Dashboard Week - Day 2
There’s a refrain I've heard more and more often since the generative AI revolution began:
“This is a solution looking for a problem”
Day 2 of Dashboard Week made me feel like someone with plenty of potential answers - looking desperately for a question. We were tasked with using any data available on UNICEF’s website to make a dashboard that analyzes an issue and tells a story. The amount of data that UNICEF makes available is huge, and covers an overwhelming breadth of topics and issue areas.
I spent the first 2 hours of a 5.5 hour project just trying to figure out how to focus my analysis and my dashboard - and I still ended up with a final product that was too broad.
There were some good lessons to learn in the process of trying to pare down seemingly limitless options into one concise HHmessage, though, and during presentation, discussion, and feedback time with my colleagues and our coach.
Research
Other people have likely done some kind of work - analysis, reporting, advocacy - around whatever broad issue(s) you’ve chosen to focus on. Take some time to find those articles or reports or whatever you can. You don’t have to read through them in detail, but even just reading headers and skimming can give you an idea of ways this data could be applied to answer impactful questions.
Ask your own questions - before doing anything else
Once you’ve found some datasets, look at the data and start asking questions. Ask as many as you can think of -broad, narrow, big, small- and don’t worry about if or how the data will actually be able to answer them. At least a few of the questions you ask will be answerable, and using them to help focus your next steps will work much better than searching blindly through the data for any insight you can find later on in the process.
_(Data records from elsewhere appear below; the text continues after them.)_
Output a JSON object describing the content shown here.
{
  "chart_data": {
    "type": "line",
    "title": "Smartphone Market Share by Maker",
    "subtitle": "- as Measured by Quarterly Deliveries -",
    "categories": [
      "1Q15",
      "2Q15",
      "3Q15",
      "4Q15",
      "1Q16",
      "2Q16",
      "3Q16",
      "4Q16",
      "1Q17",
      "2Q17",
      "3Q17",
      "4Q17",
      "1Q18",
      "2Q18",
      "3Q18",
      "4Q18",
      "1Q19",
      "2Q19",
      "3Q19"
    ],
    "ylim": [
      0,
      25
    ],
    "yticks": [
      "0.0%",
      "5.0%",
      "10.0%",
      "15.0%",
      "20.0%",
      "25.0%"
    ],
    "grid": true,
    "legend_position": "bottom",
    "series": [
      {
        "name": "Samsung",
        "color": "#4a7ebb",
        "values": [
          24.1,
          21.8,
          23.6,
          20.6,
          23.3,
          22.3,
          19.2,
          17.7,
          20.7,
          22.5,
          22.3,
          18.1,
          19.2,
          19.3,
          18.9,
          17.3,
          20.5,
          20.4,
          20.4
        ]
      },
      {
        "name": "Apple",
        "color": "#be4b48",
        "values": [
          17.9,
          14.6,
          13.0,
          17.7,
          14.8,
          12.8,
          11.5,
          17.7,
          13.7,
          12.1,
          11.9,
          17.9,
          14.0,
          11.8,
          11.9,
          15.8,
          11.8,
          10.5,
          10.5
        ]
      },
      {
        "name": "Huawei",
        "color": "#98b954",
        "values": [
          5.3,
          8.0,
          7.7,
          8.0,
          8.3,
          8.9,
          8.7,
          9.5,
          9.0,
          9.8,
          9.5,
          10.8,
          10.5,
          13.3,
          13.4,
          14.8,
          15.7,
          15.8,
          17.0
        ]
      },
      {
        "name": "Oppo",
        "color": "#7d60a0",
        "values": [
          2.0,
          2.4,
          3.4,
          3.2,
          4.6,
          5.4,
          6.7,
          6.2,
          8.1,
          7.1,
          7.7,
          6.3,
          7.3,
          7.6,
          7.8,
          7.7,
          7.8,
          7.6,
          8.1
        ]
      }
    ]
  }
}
Find answers and get specific
Take the questions above and try to see if the data can answer them. You’ll get a sense pretty quickly what will be possible and/or easy to answer, and those first questions will no doubt spawn new questions once you start digging in. The important thing to keep in mind at this stage is to try and keep your focus as narrow as you can, and start thinking about what kind of story you can tell with your questions and answers.
What is the user / viewer going to walk away thinking about?
Focus on the one idea, conclusion, fact that a user of your dashboard will retain after they’ve used your dashboard or seen your presentation. It should be concise and hopefully impactful enough that they won’t forget about your dashboard an hour after they’ve seen it.